A prolongada instabilidade no Oriente Médio intensifica temores de um impacto direto na mesa dos consumidores em todo o mundo. Especialistas alertam que, quanto mais o conflito persistir, maior a probabilidade de aumento nos preços dos alimentos e, em cenários críticos, a disseminação da fome em nações vulneráveis. O foco recai sobre o papel crucial do Golfo Pérsico na produção e exportação de fertilizantes, essenciais para a agricultura global.
Estreito de Ormuz: O gargalo da produção global
A região do Golfo Pérsico, vital para petróleo e gás, é igualmente crucial como fonte de fertilizantes nitrogenados. Sua energia impulsiona fábricas que transformam gás natural em nutrientes para plantas, base de metade do suprimento mundial de alimentos. Embora a produção siga, a entrega foi severamente comprometida pelo fechamento efetivo do Estreito de Ormuz, canal que conecta o Golfo ao Oceano Índico. Essa interrupção eleva não só os preços do petróleo, mas ameaça diretamente o custo dos fertilizantes. ‘É ruim — não há outra maneira de dizer’, afirmou Chris Lawson, vice-presidente do CRU Group. ‘O mundo depende muito de fertilizantes e matérias-primas associadas fornecidas por essa região.’

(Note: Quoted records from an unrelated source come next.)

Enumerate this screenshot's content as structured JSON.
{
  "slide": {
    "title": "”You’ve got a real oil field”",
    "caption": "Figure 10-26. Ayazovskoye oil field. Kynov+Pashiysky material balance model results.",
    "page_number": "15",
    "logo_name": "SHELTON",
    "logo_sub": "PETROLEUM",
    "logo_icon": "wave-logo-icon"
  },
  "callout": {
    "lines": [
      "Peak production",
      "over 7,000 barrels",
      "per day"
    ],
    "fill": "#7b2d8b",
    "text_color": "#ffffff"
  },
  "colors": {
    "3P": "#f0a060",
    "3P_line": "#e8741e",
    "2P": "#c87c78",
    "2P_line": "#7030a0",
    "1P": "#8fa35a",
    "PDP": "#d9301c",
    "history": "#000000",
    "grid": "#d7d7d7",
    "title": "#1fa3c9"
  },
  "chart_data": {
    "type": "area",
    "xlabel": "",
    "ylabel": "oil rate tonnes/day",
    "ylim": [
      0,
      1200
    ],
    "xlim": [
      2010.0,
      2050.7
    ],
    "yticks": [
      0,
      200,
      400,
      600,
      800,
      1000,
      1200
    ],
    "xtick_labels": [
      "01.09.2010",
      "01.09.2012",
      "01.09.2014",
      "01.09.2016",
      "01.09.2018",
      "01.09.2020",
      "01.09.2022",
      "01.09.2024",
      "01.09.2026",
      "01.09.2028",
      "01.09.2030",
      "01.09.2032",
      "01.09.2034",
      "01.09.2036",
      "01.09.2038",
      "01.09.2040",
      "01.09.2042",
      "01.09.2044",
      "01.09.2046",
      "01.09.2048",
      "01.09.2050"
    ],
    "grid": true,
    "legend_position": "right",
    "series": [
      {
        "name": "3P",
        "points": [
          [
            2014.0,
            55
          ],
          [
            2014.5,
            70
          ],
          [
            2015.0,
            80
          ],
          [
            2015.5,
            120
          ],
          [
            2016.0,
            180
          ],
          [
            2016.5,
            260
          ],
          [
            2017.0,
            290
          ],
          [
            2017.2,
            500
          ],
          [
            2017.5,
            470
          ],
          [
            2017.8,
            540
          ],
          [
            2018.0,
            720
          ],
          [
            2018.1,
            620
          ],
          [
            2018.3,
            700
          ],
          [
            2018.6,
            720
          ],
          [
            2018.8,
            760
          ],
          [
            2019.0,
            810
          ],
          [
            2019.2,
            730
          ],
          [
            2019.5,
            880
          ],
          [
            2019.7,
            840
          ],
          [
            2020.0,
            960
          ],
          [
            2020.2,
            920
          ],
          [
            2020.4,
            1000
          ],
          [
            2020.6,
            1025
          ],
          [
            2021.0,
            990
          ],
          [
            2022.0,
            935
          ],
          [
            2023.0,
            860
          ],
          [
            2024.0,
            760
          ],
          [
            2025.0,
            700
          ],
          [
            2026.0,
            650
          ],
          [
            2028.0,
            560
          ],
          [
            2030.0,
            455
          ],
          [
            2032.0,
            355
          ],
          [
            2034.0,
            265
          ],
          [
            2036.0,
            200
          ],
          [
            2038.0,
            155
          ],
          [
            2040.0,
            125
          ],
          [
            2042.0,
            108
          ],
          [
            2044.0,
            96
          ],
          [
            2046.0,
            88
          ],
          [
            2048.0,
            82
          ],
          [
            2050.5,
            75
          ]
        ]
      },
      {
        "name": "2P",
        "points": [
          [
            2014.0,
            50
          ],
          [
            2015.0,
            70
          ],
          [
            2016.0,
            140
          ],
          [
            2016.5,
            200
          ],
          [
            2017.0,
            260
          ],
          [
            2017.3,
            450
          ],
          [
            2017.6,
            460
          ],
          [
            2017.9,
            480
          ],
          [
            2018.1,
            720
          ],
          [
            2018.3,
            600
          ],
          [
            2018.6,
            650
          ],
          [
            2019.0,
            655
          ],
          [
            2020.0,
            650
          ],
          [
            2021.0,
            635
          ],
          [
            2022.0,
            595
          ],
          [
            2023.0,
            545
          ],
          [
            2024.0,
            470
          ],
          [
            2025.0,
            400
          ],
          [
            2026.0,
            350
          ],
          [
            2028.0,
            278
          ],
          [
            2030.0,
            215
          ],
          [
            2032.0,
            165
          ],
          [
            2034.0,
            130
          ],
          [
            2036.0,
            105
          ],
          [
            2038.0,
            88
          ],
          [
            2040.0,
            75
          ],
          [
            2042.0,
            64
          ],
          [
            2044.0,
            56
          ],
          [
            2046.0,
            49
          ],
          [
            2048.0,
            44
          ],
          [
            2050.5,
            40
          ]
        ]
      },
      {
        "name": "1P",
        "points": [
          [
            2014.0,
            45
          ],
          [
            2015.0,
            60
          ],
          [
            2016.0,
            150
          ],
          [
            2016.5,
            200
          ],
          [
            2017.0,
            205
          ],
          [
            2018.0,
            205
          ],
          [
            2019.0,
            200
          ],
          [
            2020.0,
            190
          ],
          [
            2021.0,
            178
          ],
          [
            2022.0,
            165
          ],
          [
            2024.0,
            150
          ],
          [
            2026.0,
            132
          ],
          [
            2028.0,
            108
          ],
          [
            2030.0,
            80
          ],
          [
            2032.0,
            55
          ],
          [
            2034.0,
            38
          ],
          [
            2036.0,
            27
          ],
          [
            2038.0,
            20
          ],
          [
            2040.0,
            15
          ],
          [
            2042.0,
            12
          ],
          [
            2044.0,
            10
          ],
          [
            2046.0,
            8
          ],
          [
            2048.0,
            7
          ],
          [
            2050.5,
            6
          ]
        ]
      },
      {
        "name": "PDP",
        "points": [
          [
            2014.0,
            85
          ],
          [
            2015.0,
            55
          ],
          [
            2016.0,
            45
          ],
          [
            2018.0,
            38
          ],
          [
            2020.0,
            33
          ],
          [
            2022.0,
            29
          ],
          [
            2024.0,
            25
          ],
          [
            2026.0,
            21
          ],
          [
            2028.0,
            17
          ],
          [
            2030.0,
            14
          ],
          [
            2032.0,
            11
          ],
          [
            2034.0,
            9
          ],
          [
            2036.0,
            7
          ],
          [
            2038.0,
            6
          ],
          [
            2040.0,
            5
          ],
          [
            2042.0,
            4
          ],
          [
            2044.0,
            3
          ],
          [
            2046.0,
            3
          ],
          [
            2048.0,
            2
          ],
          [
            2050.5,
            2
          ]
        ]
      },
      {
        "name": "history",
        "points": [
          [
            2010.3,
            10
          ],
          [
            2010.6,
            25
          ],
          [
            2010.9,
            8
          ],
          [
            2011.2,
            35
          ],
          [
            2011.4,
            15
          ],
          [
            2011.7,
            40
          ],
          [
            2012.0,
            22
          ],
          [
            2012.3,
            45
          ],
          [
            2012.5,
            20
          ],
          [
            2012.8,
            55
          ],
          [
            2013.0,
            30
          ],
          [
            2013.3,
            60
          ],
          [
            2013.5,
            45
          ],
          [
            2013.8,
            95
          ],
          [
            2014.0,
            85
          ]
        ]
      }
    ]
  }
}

Lições do passado e o risco atual
A interconexão global já demonstrou suas fragilidades há quatro anos, quando a invasão russa à Ucrânia gerou uma crise alimentar, com escassez de grãos e elevação de preços. Naquela ocasião, Rússia e Ucrânia eram importantes fornecedores de trigo e fertilizantes, resultando em colheitas menores. Embora a crise no Oriente Médio não afete diretamente a colheita de grãos, seu impacto nos fertilizantes pode ser ainda mais severo. ‘Os volumes são potencialmente maiores desta vez do que no conflito entre Rússia e Ucrânia’, observou Sarah Marlow, da Argus Media. ‘Há vários países produtores envolvidos.’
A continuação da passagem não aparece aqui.